Christelijke encyclopedie

F.W. Grosheide (1926)

Gepubliceerd op 08-01-2020

Nebukadnezar

betekenis & definitie

is de min-juiste, Nebukadrezar (zoo bij Jeremia en Ezechiël, ook bij Jozefus, Strabo en Abydenus) is de juistere hebraïseering van Naboe-Koedoerri-oesoer (Naboe, bescherm het gebied). Nebukadnezar is de geniale zoon en opvolger van Nabopolassar, den stichter van het Nieuw-Chaldeesche rijk, door den zoon uitgebouwd en versterkt (605—562).

Wij zien hem voor het eerst zelfstandig optreden in den slag bij Karkemis (605, vgl. Jer. 46 : 2; 2 Kon. 24 : 7), waar hij farao Necho op zoo beslissende wijze verslaat, dat Syrië en Palestina den overwinnaar zonder slag of stoot in de handen vallen en zelfs Jeruzalem kan worden bezet (2 Kron. 36 : 6 v.; Dan. 1 : 1 v.). Daar de 49 inschriften, die van hem tot ons gekomen zijn, bijna uitsluitend handelen over de wijze, waarop hij Babel tot zijn schitterende koningstad heeft gemaakt, weten we van zijn regeering weinig meer dan uit het Oude Testament tot ons is gekomen. Na zijn troonsbestijging kort na den slag bij Karkemis wordt hij hoofdzakelijk in het Oosten bezig gehouden. Wanneer Jojakim van Juda in 598 afvalt, moet Nebukadnezar zich dan ook eerst er mede tevreden stellen om allerlei benden tegen Juda in het veld te voeren (2 Kon. 24 : 2). Eerst in 597 kan hij de leiding van het beleg op zich nemen (2 Kon. 24 : 11) en dit tot een gelukkig einde voeren (vs. 12—16).

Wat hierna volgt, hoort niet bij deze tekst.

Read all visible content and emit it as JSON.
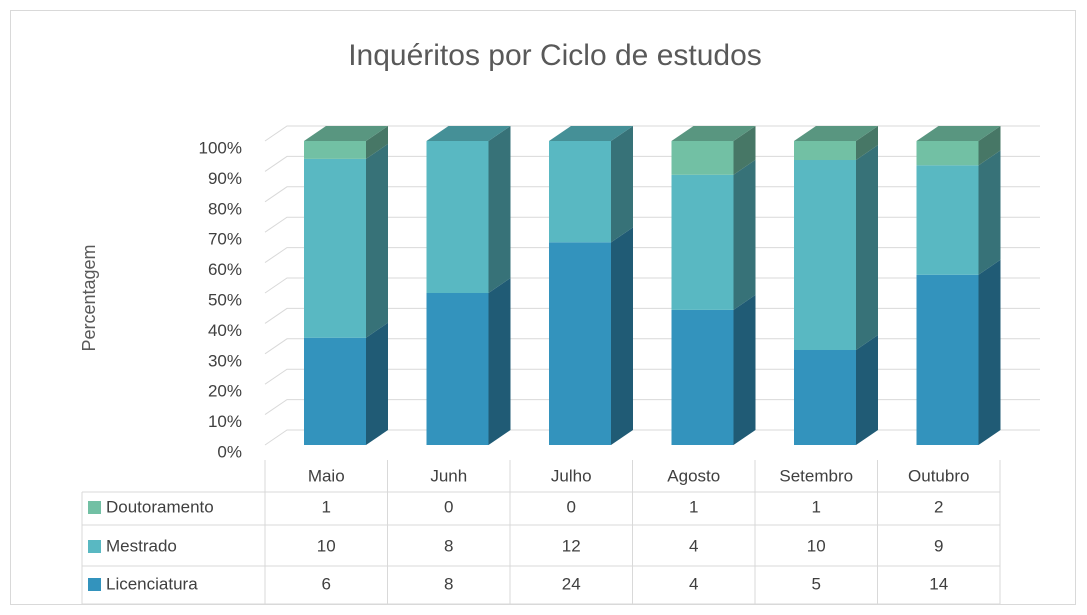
{
  "chart_data": {
    "type": "bar",
    "stacking": "percent",
    "title": "Inquéritos por Ciclo de estudos",
    "ylabel": "Percentagem",
    "categories": [
      "Maio",
      "Junh",
      "Julho",
      "Agosto",
      "Setembro",
      "Outubro"
    ],
    "series": [
      {
        "name": "Doutoramento",
        "color": "#72c0a4",
        "values": [
          1,
          0,
          0,
          1,
          1,
          2
        ]
      },
      {
        "name": "Mestrado",
        "color": "#59b8c2",
        "values": [
          10,
          8,
          12,
          4,
          10,
          9
        ]
      },
      {
        "name": "Licenciatura",
        "color": "#3393bd",
        "values": [
          6,
          8,
          24,
          4,
          5,
          14
        ]
      }
    ],
    "ylim": [
      0,
      100
    ],
    "yticks": [
      {
        "value": 0,
        "label": "0%"
      },
      {
        "value": 10,
        "label": "10%"
      },
      {
        "value": 20,
        "label": "20%"
      },
      {
        "value": 30,
        "label": "30%"
      },
      {
        "value": 40,
        "label": "40%"
      },
      {
        "value": 50,
        "label": "50%"
      },
      {
        "value": 60,
        "label": "60%"
      },
      {
        "value": 70,
        "label": "70%"
      },
      {
        "value": 80,
        "label": "80%"
      },
      {
        "value": 90,
        "label": "90%"
      },
      {
        "value": 100,
        "label": "100%"
      }
    ],
    "grid": true,
    "data_table": true
  }
}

Maar opnieuw vraagt het Oosten al zijn aandacht, waar het Medische rijk wordt gedeeld en Perzië zich onafhankelijk maakt. Nebukadnezar weet intusschen zijn Oostergrens te beveiligen door zich van Susa meester te maken. Maar als Egypte succes heeft met zijn poging om Tyrus en Sidon, Ammon, Moab en Edom (Jer. 27 : 3) en zelfs Juda tot afval te bewegen, komt hij naar het Westen en bestuurt van Ribla uit den aanval op de Fenicische steden (waarvan Tyrus niet minder dan 13 jaren, van 585—572, vergeefs wordt belegerd) en op Jeruzalem, dat vernietigd wordt (586) ondanks een poging van Hofra om Zedekia te hulp te komen (Ezech. 17 : 15;Jer. 37 : 5). De anderen hadden zich onmiddellijk onderworpen.

Een van zijn laatste krijgsbedrijven is de tocht naar Egypte (567), waar Hofra, verzwakt door de Libyers en door het drijven der nationalisten onder Amasis, geen ernstigen weerstand bieden kon. Hoever Nebukadnezar in Egypte doordrong, weten we niet. Jozefus zegt op gezag van Berosus, dat geheel Egypte toen een provincie van Babel werd.

Gedurende zijn gansche leven heeft Nebukadnezar gearbeid aan de heerlijkheid van zijn koningsstad (zie R. Koldewey, Das wieder erstehende BabyIon, 4de uitgave 1925). Twee sterke muren met machtige torens en poortgebouwen maakten haar bijna onneembaar. Het koninklijk paleis was eigenlijk een citadel. Zoo was het woord van Dan. 4 : 30 geen wonder. Van Nebukadnezar’s persoonlijk leven en dus ook van de gebeurtenissen van Dan. 4 wordt in Nebukadnezar’s inschriften niet gesproken. Zie verder Noordtzij, Gods Woord blz. 353 v.v.